Deep in the remote mountains lives a renowned wise old man, whose insights into the meaning of life draw visitors from far and wide. Among them is a young man eager to transform his life. After traversing rugged terrain for days, he finally arrives at the modest dwelling of the wise old man.
“I’m tired of what I’m doing,” the young man confides, his eagerness palpable. “Is there a better path for me to follow, sir?” he asks the wise old man.
The old man doesn’t respond directly. Instead, he poses a cryptic question: “Can you tell me the shape of water?”
Puzzled, the young man furrows his brow. “The shape of water? But water doesn’t have a shape,” he replies.
The old man pulls out a cup and fills it with water. The young man watches with interest, curious about what the wise old man is trying to teach him. “Ah, I see now!” the young man exclaims. “Water takes the shape of a cup!”
The old man nods and pours the water into a vase. The young man’s certainty falters. “… so water is in the shape of the vase?” he asks, feeling uncertain.
The old man remains silent as he pours the water onto the sandy ground. The water quickly disappears into the sand, leaving no trace behind. The young man contemplates what he has just witnessed and realizes, “Water has no shape of its own, but it can take on any shape.”

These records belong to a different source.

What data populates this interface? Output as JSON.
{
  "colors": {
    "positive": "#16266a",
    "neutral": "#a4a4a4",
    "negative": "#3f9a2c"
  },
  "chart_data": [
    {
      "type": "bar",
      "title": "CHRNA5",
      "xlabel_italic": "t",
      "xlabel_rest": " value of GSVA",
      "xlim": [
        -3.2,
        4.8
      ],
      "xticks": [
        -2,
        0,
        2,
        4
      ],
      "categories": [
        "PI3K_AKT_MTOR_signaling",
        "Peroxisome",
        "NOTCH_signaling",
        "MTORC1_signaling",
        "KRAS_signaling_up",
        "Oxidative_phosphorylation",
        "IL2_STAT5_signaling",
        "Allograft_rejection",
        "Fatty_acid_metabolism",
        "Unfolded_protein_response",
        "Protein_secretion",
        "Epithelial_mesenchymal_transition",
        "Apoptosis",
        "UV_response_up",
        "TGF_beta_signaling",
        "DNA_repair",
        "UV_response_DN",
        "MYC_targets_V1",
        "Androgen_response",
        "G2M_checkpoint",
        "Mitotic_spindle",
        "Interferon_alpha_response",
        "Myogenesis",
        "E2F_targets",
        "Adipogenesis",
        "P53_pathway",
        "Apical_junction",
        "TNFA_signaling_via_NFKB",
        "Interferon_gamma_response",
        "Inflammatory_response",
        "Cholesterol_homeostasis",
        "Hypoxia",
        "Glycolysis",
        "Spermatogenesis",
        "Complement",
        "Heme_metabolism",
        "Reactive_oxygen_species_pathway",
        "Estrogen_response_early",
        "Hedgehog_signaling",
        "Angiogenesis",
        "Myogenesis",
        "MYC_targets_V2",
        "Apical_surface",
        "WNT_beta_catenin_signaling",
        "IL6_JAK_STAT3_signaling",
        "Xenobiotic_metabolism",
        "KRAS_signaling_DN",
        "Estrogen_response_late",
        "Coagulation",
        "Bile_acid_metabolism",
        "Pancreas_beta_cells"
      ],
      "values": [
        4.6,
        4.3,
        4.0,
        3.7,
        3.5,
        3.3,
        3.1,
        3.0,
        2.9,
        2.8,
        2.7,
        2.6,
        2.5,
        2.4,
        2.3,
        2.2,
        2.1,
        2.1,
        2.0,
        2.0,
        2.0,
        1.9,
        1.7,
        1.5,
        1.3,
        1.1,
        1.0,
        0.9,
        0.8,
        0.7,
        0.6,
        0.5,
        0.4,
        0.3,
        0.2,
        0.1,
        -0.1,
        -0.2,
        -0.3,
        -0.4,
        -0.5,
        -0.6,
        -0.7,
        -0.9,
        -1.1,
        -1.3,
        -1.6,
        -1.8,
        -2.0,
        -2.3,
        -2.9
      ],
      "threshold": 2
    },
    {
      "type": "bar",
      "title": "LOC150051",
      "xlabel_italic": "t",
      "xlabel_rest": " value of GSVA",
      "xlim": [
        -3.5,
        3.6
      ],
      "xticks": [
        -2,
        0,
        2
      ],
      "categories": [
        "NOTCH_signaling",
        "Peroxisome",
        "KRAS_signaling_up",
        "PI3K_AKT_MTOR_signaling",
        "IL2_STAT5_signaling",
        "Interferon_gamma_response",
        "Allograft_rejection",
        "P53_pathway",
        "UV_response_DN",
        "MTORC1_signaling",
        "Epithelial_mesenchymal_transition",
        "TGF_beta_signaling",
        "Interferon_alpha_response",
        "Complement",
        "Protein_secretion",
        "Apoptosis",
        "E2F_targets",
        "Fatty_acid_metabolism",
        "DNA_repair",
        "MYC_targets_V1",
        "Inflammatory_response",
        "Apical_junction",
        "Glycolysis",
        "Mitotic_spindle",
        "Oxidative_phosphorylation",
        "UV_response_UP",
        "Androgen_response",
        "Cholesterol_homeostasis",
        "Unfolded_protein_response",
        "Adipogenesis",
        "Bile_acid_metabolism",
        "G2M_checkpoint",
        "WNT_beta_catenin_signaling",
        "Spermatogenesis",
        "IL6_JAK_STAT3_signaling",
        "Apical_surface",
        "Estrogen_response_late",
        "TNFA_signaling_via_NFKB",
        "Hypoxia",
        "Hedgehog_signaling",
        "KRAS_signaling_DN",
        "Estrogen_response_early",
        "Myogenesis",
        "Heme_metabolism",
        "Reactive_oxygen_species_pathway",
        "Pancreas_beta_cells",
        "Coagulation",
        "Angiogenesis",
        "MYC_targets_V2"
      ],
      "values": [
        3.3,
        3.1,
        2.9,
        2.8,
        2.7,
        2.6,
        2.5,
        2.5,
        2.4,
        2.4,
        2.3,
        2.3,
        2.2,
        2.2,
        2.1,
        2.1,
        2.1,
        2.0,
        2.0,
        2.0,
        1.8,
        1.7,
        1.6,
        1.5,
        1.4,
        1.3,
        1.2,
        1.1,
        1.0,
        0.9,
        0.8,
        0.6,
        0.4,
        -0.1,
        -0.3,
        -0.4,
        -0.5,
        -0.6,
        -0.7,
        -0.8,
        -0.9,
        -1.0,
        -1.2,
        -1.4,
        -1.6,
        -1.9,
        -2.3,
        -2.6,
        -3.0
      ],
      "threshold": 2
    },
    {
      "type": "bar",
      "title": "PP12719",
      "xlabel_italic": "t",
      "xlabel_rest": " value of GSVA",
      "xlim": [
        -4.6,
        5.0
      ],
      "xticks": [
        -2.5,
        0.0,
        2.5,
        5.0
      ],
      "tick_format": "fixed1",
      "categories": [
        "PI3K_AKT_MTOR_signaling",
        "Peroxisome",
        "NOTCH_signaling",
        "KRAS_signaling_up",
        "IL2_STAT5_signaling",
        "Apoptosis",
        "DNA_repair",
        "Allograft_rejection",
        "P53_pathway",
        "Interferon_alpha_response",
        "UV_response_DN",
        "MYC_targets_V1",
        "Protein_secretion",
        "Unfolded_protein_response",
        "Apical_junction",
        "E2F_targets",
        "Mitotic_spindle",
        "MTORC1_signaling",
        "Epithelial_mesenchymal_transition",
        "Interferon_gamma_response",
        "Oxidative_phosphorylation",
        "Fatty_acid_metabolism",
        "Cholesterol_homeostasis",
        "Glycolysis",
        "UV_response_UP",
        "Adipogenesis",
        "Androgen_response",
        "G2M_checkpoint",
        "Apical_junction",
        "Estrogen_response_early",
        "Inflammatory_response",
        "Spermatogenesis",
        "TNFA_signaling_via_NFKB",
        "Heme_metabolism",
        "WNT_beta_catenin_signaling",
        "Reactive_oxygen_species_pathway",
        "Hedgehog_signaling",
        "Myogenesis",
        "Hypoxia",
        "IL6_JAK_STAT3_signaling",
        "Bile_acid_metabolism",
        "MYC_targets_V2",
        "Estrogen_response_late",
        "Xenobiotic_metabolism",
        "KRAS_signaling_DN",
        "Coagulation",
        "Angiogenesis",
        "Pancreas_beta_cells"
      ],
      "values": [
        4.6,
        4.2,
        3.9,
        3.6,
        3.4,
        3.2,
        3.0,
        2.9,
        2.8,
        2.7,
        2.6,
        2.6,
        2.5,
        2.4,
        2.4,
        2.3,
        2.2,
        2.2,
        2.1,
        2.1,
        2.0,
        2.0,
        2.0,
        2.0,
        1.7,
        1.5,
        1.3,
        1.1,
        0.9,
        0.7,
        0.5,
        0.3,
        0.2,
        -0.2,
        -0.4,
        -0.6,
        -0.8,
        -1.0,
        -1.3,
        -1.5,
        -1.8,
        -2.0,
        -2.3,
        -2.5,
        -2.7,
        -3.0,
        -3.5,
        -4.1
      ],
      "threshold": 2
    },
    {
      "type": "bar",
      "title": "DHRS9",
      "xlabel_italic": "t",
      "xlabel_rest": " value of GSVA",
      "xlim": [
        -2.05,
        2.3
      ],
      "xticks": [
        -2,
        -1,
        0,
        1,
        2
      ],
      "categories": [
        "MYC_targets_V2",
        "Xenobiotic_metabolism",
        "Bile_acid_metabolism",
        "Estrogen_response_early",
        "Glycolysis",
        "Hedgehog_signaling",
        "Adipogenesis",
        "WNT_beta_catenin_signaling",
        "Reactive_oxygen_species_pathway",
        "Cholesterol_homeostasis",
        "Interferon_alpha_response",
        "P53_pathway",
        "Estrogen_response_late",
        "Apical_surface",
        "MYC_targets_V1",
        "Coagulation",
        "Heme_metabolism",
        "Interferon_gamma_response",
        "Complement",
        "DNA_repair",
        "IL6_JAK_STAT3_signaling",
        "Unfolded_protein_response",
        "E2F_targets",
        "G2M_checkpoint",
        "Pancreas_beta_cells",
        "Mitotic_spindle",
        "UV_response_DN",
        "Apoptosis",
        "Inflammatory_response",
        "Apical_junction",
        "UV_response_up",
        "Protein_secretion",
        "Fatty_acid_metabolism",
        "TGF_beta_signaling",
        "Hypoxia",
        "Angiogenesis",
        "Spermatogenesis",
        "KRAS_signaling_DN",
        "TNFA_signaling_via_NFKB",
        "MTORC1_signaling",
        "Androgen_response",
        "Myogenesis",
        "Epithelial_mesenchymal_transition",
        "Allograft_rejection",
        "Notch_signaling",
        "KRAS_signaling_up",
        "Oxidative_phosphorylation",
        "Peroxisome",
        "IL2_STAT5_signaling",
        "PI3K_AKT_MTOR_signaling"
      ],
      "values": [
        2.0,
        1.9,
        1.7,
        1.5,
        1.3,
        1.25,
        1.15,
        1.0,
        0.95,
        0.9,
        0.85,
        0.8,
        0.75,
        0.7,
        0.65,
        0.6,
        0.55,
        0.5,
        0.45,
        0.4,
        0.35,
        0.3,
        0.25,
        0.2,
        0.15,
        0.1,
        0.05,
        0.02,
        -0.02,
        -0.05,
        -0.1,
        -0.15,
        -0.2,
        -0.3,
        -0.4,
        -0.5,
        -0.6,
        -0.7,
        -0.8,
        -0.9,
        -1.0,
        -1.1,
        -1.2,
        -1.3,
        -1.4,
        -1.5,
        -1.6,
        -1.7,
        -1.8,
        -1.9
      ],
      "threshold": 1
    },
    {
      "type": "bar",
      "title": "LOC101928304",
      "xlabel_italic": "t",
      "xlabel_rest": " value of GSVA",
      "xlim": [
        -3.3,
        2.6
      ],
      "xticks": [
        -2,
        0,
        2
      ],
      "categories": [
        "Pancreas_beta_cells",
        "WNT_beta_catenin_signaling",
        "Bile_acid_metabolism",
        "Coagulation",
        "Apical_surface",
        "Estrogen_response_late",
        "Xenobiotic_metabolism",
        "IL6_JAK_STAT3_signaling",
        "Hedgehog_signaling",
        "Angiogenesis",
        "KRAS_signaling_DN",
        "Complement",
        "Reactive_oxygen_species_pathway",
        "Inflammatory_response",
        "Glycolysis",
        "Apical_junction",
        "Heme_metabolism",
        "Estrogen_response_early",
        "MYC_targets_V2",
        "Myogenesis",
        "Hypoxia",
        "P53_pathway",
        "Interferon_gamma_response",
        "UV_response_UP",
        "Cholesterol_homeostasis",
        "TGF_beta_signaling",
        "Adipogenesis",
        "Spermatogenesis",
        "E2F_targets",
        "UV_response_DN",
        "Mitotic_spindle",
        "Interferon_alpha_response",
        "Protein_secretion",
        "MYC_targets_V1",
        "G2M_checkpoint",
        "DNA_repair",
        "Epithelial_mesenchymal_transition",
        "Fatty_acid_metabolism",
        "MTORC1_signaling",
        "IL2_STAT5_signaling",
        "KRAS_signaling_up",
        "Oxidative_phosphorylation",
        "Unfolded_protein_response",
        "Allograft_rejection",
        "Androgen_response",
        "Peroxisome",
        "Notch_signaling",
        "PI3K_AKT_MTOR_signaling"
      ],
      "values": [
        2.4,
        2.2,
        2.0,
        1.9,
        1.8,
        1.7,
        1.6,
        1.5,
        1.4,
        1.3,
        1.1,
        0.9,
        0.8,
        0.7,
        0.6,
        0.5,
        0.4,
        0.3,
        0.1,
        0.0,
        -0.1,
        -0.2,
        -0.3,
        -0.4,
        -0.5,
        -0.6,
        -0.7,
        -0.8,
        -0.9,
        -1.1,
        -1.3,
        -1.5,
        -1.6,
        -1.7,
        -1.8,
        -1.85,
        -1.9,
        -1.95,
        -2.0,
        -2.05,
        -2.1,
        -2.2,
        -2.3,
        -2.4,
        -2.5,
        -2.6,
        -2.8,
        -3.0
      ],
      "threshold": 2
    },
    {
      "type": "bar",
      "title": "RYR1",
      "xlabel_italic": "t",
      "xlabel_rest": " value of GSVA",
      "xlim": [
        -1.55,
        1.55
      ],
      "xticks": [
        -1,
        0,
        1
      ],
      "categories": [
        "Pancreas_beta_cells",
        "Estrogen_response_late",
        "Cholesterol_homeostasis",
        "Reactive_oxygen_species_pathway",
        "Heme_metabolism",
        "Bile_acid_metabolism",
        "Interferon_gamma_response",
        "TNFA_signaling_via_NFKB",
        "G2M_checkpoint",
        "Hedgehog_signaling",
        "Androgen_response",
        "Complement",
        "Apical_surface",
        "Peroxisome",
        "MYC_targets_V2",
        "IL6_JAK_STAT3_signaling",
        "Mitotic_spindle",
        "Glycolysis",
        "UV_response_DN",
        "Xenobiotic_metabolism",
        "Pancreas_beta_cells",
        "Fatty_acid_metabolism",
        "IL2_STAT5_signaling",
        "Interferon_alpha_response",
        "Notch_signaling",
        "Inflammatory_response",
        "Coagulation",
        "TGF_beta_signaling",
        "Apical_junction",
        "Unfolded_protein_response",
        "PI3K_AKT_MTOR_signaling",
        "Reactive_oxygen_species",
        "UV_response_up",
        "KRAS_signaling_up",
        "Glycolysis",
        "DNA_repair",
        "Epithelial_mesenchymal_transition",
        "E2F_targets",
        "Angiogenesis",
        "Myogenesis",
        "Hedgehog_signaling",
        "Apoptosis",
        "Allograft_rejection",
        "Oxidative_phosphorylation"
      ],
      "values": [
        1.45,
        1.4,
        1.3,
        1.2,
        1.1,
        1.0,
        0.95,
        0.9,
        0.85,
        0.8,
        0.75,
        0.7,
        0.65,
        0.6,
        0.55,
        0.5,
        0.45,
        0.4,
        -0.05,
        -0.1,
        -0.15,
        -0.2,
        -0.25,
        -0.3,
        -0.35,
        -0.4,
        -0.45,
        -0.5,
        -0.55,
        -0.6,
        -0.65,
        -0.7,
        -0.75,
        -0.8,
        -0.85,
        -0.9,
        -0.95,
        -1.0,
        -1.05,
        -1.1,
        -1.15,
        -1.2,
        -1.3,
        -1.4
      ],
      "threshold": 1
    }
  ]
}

The wise old man then leads the young man to a corner outside the house. Pointing to a hole in the ground, he asks, “What do you see on the ground?”
The young man observes carefully and replies, “It’s a hole that was formed by drips from the roof.”
“Exactly,” the old man affirms. “To navigate the ever-changing world, you must be as pliable and adaptable as water. It allows you to stay close to any situation you find yourself in, and that’s the only way to truly understand what it has in store for you. Only then can you change your destiny.”
It leads the young man to ponder further.
“If you can cultivate the persistence of water, nothing can stop you,” the wise old man remarks. “Water may be soft, but it can penetrate even the hardest of rocks. This is the Tao.”
The young man reflects on these words and realizes why he has been feeling stuck in his life. He has been unwilling to accept reality and participate fully in life. How can he change his life if he refuses to engage with it?
Thanks to the wise old man’s insights, the young man begins to see life in a new light. He learns to be like water, soft and yielding, able to take on any shape and stay close to reality. With focus and consistency, he becomes persistent like water, able to overcome obstacles and meet life’s challenges with courage.
Tao Te Ching Water Quotes
Like Lao Tzu says,
“The softest of all things drive the hardest of all things.
The non-substance penetrates the non-crevice.
Hence, I know the value of action without striving.
Teaching of non-words,
Benefits of non-actions,
Rarely are they outstripped in the universal.”